Firms, Opportunity Costs, and Profits Review for AP Economics (page 2)
Review questions for this study guide can be found at:
Main Topics: The Firm, Accounting and Economic Profit, Explicit and Implicit Costs, Short Run and Long Run
When we talk about consumers, it's very easy to imagine yourself in the leading role. However, when the conversation switches to the firm, it is often much more difficult to visualize what it is, or who we are talking about. The firm can bring to mind many things to many different people. The firm can be an independent bookstore in your town, or it can be Barnes & Noble. It can be a street vendor selling hot dogs or it can be Oscar Mayer. Regardless of the size of the business, a firm is defined as: "An organization that employs factors of production to produce a good or service that it hopes to profitably sell."
Profit and Cost: When CPAs and Economists Collide
Before we launch into a technical discussion of production and costs, we need to take care of, well, a technicality. The bottom line is that the accountant sees profit differently than does the economist.
Upon completion of her undergraduate double major in accounting and economics, Molly creates a firm that sells lemonade on a busy street corner in her small town. Selling cups of lemonade at $1 each, Molly sells 1000 cups per month. The accountant and the economist in her agree (imagine a little devil and little angel on each shoulder—you can decide which is the CPA) that monthly total revenues (TR) = $1 * 1000 cups = $1000.

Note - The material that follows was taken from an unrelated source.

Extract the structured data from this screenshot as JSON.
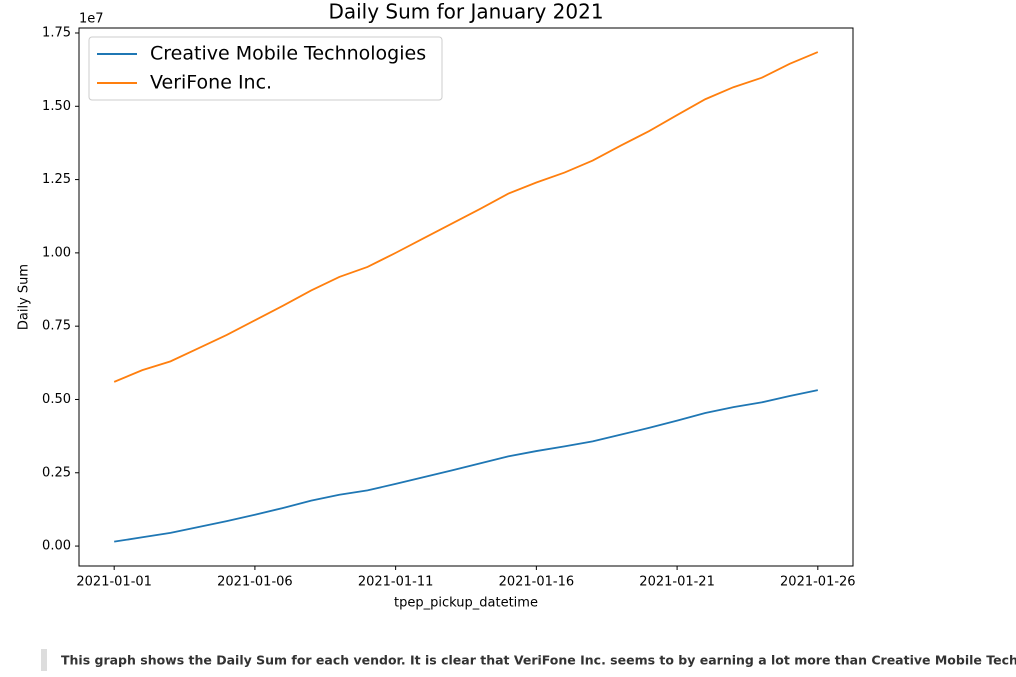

Molly's accounting textbooks clearly state that profit (π) is calculated by subtracting total production costs (TC) from total revenue. She rents a table from her parents at $75 per month, spends $300 per month on lemons, sugar, and cups, and purchases a monthly vendor's license at $25. These direct, purchased, out-of-pocket costs are referred to as accounting, or explicit costs.
Accounting π =TR – explicit cost = $1000 – 75 – 300 – 25
= $600, a tidy profit!
The economist on Molly's other shoulder disagrees. Are these the only costs of running the lemonade stand? What about the opportunity costs of resources not accounted for above? For example, Molly has chosen to give up a monthly salary of $1000 at a bank. The economist knows that this opportunity cost must be subtracted from total revenue to better measure profitability. These indirect, non-purchased, opportunity costs, are called economic, or implicit costs.
Economic π = TR – explicit cost – implicit costs = $1000 – 75 – 300 – 25 – 1000
= –$400, a painful loss!
Other implicit costs borne by many entrepreneurs include the interest given up when savings are liquidated, or rent forgone if the individual works out of a home or garage. Here's one way to try to keep explicit and implicit costs straight.
- Were the dollars paid to outside resource suppliers (employees, a landlord, a wholesale food store)? Did money actually change hands? Explicit.
- Were the resources supplied by the entrepreneur herself (salary or interest given up)? Implicit.
So Which Should I Use?
Excellent question. The "quickie" answer is to turn to the title page of this book, and use that method. Of course, as a student of economics, you must include implicit economic costs in calculating economic profit. But why? Well, it's more accurate. An adept student of economics knows that the cost of something goes beyond the price tag. A friend of mine in graduate school once said that "nothing is free, it is just non-priced." If you visit your AP teacher's office, you might not have to pay to pass through the door, but you could be doing something else with your time. This is a non-priced economic cost. Molly's labor and effort at the lemonade stand appear to be free; this is why an accountant does not include that effort in calculating profit. An economist knows that it is not free—it is just non-priced. An economist tries to quantify that price by using the value of Molly's efforts in her next best alternative as the banker. Throughout this book, costs refer to economic costs, and profits refer to economic profits.
Short-Run and Long-Run Decisions
The short run is a time when at least one production input is fixed, and cannot be changed, to respond to a change in product demand. During the holiday season a local gift shop extends hours and increases the workers hired. Much more difficult to change is the total capacity of the shop. The capacity of the shop is fixed in the short run, but can be altered with enough time. The amount of time required to change the plant size is known as the long run. In other words, all inputs are variable in the long run. See Table 8.1.
When Molly pays $25 for a monthly vendor's license on January 1st, she is committed for a month. She cannot receive a refund if she fails to operate the lemonade stand and she does not have to pay more if she works 24 hours a day all month. For Molly, the long run is one month. On the other hand, at any point in the month, Molly can choose to purchase more lemons, cups or sugar, or employ assistants, if she is selling more cups of lemonade. This is a short-run decision.